Comment by fainpul

Comment by fainpul a day ago

1 reply

Recently I compared Unicode handling in Rust, Swift and Go for my own curiosity. Sharing it here, in the hope someone finds it useful:

Get bytes representing utf8-encoding of string

Only ASCII characters map 1:1 to their utf8-encoding. Everything else expands to multiple bytes.

https://en.wikipedia.org/wiki/UTF-8#Description

  Rust
  line.bytes()

  Swift
  line.utf8

  Go
  line  // slice of bytes
  // assuming line is valid utf8, which is not enforced

Get Unicode codepoints of string

Most characters and emojis consist of a single codepoint. Some are made up of multiple codepoints.

If it isn't guaranteed that only this limited set of characters is used, this is not a safe way to iterate over what users would consider characters.

Codepoints are 4 bytes, usually stored internally as u32 or i32 but with different API for the programmer.

  Rust
  line.chars()
  // https://doc.rust-lang.org/std/primitive.char.html

  Swift
  line.unicodeScalars
  // https://developer.apple.com/documentation/swift/unicode/scalar

  Go
  []rune(line)
  // or iterate with range
  for index, runeValue := range line {
    fmt.Printf("%#U starts at byte position %d\n", runeValue, index)
  }
  // https://go.dev/blog/strings

Get extended grapheme clusters of string

What a reader would actually consider to be a character. E.g, this character consists of two codepoints but is one grapheme cluster: a̐

  Rust
  use unicode_segmentation::UnicodeSegmentation;
  line.graphemes(true)

  Swift
  for ch in line {
    print(ch)
  }
  // This is the default view - just iterate over string (or map, filter etc.)
  // In Swift, a `Character` is a grapheme cluster.
  // https://developer.apple.com/documentation/swift/string#Accessing-String-Elements

  Go
  // https://pkg.go.dev/github.com/rivo/uniseg

Normalize strings

A character like é can be represented in different forms: either as one codepoint (U+00e9) or as a combination of e + ◌́ (U+0065, U+0301).

Some characters are defined multiple times with different names: Ω can be found as "greek capital letter omega" (U+03a9) and as "ohm sign" (U+2126).

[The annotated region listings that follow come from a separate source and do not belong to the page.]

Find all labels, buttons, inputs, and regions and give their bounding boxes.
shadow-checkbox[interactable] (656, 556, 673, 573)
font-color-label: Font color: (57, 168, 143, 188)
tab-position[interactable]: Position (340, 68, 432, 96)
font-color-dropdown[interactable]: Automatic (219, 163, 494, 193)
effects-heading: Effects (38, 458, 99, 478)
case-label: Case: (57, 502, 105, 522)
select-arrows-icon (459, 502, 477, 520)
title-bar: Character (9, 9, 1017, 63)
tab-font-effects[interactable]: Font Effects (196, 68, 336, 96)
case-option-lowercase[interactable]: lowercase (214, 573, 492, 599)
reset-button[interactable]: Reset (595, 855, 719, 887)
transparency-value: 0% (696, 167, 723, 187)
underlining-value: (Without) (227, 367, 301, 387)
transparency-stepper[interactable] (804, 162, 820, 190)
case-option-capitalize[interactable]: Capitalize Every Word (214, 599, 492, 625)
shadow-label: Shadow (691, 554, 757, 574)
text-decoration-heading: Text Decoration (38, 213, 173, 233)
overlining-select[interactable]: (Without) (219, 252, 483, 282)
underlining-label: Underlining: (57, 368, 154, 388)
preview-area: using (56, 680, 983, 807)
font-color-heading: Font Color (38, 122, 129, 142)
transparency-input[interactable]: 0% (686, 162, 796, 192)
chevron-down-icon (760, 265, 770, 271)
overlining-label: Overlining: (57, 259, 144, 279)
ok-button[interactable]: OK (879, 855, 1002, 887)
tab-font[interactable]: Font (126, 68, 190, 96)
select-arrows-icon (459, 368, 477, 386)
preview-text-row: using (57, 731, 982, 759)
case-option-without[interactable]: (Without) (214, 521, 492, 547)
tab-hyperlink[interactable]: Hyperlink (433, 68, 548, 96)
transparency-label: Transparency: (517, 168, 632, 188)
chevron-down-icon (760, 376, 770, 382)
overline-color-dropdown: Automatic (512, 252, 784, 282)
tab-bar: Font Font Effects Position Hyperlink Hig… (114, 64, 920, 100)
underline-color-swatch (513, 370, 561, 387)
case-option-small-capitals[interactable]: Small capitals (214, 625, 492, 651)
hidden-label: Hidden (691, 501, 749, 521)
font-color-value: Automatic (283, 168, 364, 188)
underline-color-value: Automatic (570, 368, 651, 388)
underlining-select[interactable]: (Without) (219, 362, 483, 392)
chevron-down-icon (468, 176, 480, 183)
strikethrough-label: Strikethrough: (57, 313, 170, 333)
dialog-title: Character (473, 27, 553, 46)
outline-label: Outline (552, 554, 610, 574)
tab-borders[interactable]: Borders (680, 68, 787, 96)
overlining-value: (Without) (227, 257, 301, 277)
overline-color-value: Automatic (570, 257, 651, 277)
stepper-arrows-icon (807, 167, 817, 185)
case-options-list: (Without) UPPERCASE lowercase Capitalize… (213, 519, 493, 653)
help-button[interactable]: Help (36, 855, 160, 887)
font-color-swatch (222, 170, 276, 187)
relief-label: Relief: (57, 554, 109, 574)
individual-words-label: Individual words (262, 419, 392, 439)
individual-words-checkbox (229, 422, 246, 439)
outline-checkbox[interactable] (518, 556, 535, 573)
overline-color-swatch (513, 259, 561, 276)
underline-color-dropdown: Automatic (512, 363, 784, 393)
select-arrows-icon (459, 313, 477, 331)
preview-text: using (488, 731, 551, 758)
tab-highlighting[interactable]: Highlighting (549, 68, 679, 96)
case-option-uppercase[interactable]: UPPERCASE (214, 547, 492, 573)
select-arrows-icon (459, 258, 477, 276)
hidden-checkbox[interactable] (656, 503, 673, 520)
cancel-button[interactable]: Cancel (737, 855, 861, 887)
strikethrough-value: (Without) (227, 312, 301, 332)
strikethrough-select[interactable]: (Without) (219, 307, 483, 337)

Normalization converts a string to use only one of those forms and is required to consistently compare strings.

  Rust
  use unicode_normalization::UnicodeNormalization;
  line.nfc()
  line.nfd()

  Swift
  line.precomposedStringWithCanonicalMapping
  line.decomposedStringWithCanonicalMapping

  Go
  // https://pkg.go.dev/golang.org/x/text/unicode/norm

Remove diacritics

This can be considered a destructive form of normalization, which can be useful in some cases.

  Rust
  use diacritics::remove_diacritics;
  remove_diacritics(line)

  Swift
  line.applyingTransform(.stripDiacritics, reverse: false)
  // and others to transform between alphabets etc.
  // https://developer.apple.com/documentation/Foundation/StringTransform
anonnon a day ago

You probably want ICU4X if you're working with Unicode in Rust. It's fast, has a tolerable overhead, and its lead developers have experience doing i18n work at Mozilla and Google and are involved with the Unicode Consortium.